Have you ever thought about what happens to new technologies between the point when they're imagined and the point when they become available to buy? Have you noticed that sometimes you'll hear about something exciting on the news, or in a trade magazine, but not see it until years later? What's going on in the meantime?

Before being developed into useful products, new technologies have to be thoroughly tested to see how best they can be used. Designs incorporating them need to be checked for problems that might not occur when they're just ideas. Some of this testing is done by specialist research companies or research and development departments within big corporations, but much of it is done by universities and colleges.

Getting Involved

The early stages of testing a new technological product can usually be done by the design team, but there comes a point when they need to know how it will work in the real world. This stage of testing is carried out by volunteers who can use it in their day to day lives (personal or business) in the way it's intended to be used, and report back. That means people like you.

By building strong links with the relevant departments in your local universities and colleges, you can get yourself added to their lists of volunteers for testing. Most such institutions prefer local volunteers because this gives them the option of visiting your business to see how you're getting on. This has added benefits for the local community.

The Testing Process

Testing new technology gives you a lot of opportunities, but it also gives you responsibilities. The most important of these is keeping a diary detailing your usage of the new product. You should record as much as possible in this - even small things like what you think of the way the product looks and if there are small details about the way it works that annoy you. The more complete your record, the more effectively the design team can improve their work.

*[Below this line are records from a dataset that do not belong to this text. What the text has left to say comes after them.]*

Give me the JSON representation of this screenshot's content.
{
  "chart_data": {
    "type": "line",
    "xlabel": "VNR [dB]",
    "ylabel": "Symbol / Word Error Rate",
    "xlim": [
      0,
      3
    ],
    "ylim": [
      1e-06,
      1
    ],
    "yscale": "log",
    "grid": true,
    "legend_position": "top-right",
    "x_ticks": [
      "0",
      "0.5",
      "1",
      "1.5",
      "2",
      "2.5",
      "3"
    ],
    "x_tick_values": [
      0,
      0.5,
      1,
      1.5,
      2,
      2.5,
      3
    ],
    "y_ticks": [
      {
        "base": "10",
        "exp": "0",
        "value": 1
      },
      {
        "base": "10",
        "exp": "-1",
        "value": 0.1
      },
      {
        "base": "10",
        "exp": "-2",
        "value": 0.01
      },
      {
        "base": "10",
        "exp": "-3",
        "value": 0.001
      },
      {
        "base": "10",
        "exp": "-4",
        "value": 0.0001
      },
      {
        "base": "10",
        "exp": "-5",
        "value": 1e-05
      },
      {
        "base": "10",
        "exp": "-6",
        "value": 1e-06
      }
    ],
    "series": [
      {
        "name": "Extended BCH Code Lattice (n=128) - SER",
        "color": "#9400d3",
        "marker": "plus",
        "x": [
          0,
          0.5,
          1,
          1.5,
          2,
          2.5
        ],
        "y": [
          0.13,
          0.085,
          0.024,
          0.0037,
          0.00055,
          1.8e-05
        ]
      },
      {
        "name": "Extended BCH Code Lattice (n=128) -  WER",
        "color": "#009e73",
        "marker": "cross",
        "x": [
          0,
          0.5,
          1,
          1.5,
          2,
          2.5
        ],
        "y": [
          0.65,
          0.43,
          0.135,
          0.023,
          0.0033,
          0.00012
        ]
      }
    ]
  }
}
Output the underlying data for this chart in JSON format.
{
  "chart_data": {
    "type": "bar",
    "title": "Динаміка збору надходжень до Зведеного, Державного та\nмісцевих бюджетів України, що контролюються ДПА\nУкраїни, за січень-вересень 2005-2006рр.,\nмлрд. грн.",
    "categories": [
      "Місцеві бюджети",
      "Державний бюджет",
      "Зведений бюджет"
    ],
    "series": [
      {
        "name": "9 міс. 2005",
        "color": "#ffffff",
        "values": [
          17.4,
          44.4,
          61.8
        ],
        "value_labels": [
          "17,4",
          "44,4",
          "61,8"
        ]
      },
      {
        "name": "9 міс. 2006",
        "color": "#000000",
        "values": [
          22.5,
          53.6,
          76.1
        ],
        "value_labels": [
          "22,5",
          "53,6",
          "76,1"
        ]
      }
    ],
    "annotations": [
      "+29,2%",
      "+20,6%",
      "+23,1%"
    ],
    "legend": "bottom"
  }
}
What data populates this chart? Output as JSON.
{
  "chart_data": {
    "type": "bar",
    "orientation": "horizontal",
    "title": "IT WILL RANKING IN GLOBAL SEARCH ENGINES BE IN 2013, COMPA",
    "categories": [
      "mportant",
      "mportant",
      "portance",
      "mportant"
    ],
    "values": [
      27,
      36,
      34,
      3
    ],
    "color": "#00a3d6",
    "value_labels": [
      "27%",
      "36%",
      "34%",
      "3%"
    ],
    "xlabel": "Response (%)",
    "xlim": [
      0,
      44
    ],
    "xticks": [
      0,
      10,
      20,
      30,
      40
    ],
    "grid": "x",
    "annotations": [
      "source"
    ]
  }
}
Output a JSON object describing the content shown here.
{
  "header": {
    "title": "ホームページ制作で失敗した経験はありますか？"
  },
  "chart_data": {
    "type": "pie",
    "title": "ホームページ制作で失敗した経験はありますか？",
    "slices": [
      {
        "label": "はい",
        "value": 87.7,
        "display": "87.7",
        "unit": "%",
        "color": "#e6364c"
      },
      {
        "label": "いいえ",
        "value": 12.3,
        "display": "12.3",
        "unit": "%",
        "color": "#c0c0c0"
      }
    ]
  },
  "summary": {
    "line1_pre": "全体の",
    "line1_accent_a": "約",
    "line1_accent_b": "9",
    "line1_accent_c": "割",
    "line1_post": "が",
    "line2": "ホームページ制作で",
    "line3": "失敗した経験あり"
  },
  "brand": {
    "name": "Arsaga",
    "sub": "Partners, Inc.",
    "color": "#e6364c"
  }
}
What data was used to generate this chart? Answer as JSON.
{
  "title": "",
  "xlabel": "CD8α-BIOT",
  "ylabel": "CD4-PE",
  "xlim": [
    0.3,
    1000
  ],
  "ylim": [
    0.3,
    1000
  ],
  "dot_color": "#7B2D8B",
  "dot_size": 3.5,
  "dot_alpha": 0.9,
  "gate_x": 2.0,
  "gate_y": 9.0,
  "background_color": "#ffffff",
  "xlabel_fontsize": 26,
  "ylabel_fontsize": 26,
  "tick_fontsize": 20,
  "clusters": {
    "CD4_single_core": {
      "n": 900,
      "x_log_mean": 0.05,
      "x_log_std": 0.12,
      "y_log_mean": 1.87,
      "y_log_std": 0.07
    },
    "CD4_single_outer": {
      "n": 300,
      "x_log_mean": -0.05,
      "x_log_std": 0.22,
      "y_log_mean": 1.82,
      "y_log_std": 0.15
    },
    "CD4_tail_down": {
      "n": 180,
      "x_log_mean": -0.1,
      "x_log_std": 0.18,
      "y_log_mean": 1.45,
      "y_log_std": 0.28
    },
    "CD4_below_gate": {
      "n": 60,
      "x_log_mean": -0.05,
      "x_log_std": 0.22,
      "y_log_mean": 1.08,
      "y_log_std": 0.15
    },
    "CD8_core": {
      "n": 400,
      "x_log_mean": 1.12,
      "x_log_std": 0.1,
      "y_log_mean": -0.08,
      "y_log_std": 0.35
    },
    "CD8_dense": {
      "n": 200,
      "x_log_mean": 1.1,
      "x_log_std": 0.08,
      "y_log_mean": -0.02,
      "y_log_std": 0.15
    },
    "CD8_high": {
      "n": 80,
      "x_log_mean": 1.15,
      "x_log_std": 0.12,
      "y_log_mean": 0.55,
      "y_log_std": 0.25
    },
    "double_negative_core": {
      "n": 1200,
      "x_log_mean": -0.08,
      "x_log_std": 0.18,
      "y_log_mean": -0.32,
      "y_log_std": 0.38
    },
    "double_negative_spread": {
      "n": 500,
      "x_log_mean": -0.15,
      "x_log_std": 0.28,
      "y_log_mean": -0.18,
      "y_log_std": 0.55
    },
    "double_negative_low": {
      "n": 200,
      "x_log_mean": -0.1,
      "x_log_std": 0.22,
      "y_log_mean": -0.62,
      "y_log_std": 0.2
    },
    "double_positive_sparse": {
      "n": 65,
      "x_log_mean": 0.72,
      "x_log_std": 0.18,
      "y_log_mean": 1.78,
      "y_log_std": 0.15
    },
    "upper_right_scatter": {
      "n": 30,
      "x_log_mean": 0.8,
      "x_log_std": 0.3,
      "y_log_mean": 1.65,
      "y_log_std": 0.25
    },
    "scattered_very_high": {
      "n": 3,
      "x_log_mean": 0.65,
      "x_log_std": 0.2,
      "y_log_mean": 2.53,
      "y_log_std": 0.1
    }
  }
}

Because you're doing your testing in a real life environment, you may have ideas, from time to time, about what would make the technology better, or about other useful features the product could have. Positive suggestions like this are always welcomed too and they mean that the eventual product might suit your business better.

Products supplied for testing are usually provided on a loan basis and are reclaimed after a few weeks or months. However even when this happens you'll have had the advantage of learning how to use them before anyone else, so when they are eventually released you won;t waste any time getting to grips with them. Sometimes you will get to keep them, and you may be given early access to the final product.

Pros and Cons

The problem with testing new technologies to see if they have problems is that they are new and sometimes they do have problems - problems that can seriously interfere with your work. It's never a good idea to rely on a product you're testing, no matter how good it may seem at first. You may find it frustrating to have to deal with the proliferation of minor problems which are usually ironed out by the time a product goes on sale.

Despite this, testing new technology can have lots of benefits for your business. It'll help to keep your working environment exciting and creative, it'll put you in a stronger position to cope with new products as they reach the market, and it'll strengthen your relationships with educational institutions which can help you in all sorts of ways.